Nanocomposite fabrication via direct ultra-fast laser ablation of titanium in aqueous monomer solution

Abstract: A novel approach to fabricating nanocomposites comprising inorganic nanoparticles embedded in an organic matrix is presented. Ultra-fast laser ablation of a titanium metal target in aqueous e-caprolactam monomer solution is used to produce ultra-small TiO2 nanoparticles and to simultaneously initiate the polymerization of the monomer without the use of chemicals.
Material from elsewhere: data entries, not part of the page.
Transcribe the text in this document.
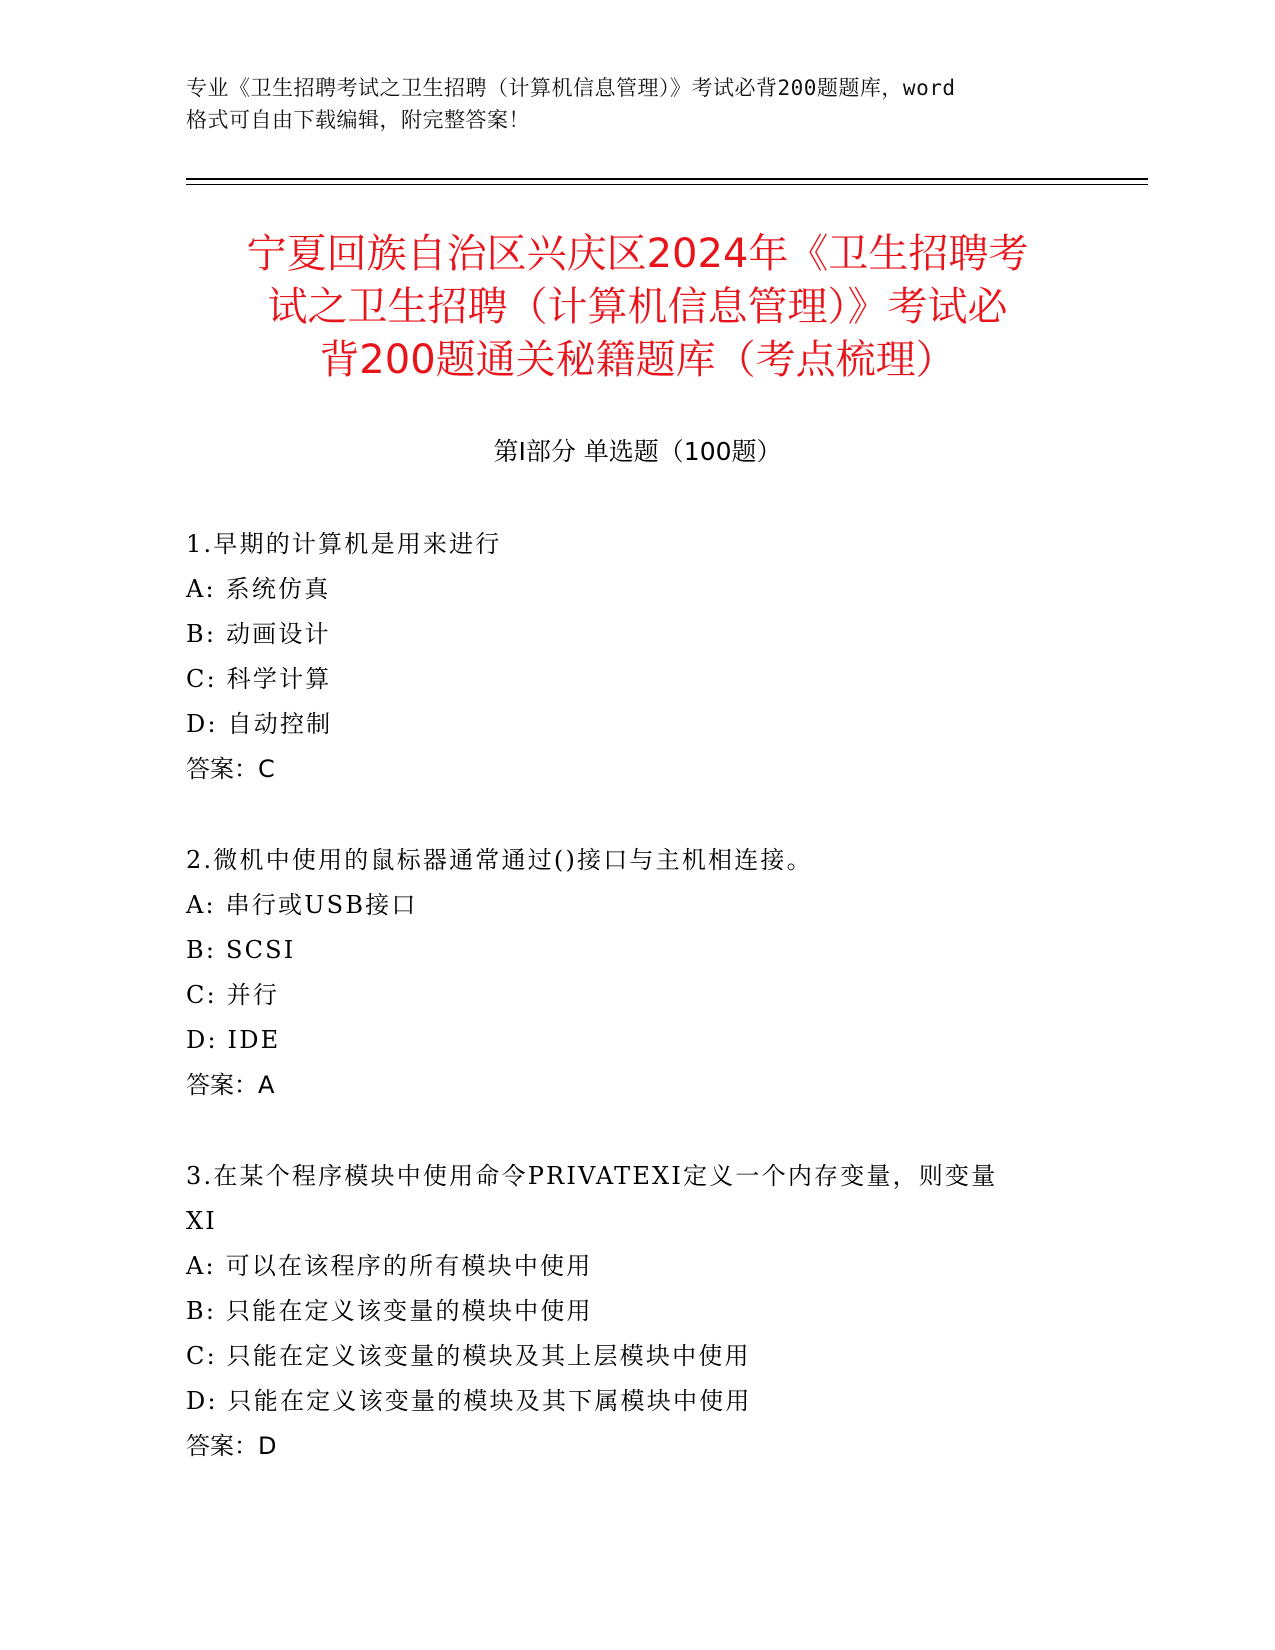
专业《卫生招聘考试之卫生招聘（计算机信息管理）》考试必背200题题库，word
格式可自由下载编辑，附完整答案！
宁夏回族自治区兴庆区2024年《卫生招聘考
试之卫生招聘（计算机信息管理）》考试必
背200题通关秘籍题库（考点梳理）
第I部分 单选题（100题）

1.早期的计算机是用来进行

A: 系统仿真

B: 动画设计

C: 科学计算

D: 自动控制

答案：C

2.微机中使用的鼠标器通常通过()接口与主机相连接。

A: 串行或USB接口

B: SCSI

C: 并行

D: IDE

答案：A

3.在某个程序模块中使用命令PRIVATEXI定义一个内存变量，则变量

XI

A: 可以在该程序的所有模块中使用

B: 只能在定义该变量的模块中使用

C: 只能在定义该变量的模块及其上层模块中使用

D: 只能在定义该变量的模块及其下属模块中使用

答案：D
The spectroscopic analysis and TEM studies reveal the formation of an organic matrix and its conjugation to the nanoparticles' surface. The laser beam induces the formation of TiO2 nanoparticles, which subsequently act as photoinitiators of the polymerization of e-caprolactam upon absorbing the photon energy provided by the unfocused part of the beam. This work can open new pathways for cost-effective and environmentally friendly nanocomposite production, in one step.

Synergistic Action of Alginate Chemical Reduction and Laser Irradiation for the Formation of Au Nanoparticles with Controlled Dimensions

Abstract: Freestanding natural polymeric films with homogeneous dispersion of gold nanoparticles (Au NPs) are obtained via in situ reduction of gold(III) chloride trihydrate by sodium alginate (SA) biopolymer matrix, during water evaporation without the use of additional reducing agents. The size and size distribution of the prepared Au NPs can be tuned by changing the concentration of the precursor and/or the procedure of the films’ preparation. The nanocomposite films after preparation are stable in ambient conditions and can be used without the need of further processing, or can be redissolved in water. In the case of water dissolution, the aqueous solutions are irradiated with UV laser pulses turning the previously formed Au NPs into smaller ones with narrow size distributions through photofragmentation. This technique is proposed as a green way of synthesizing Au NPs of tunable size in aqueous solution of alginate, or incorporated in alginate freestanding polymeric films, that due to their biocompatibility can be used as passive labels or active sensors in biomedical applications.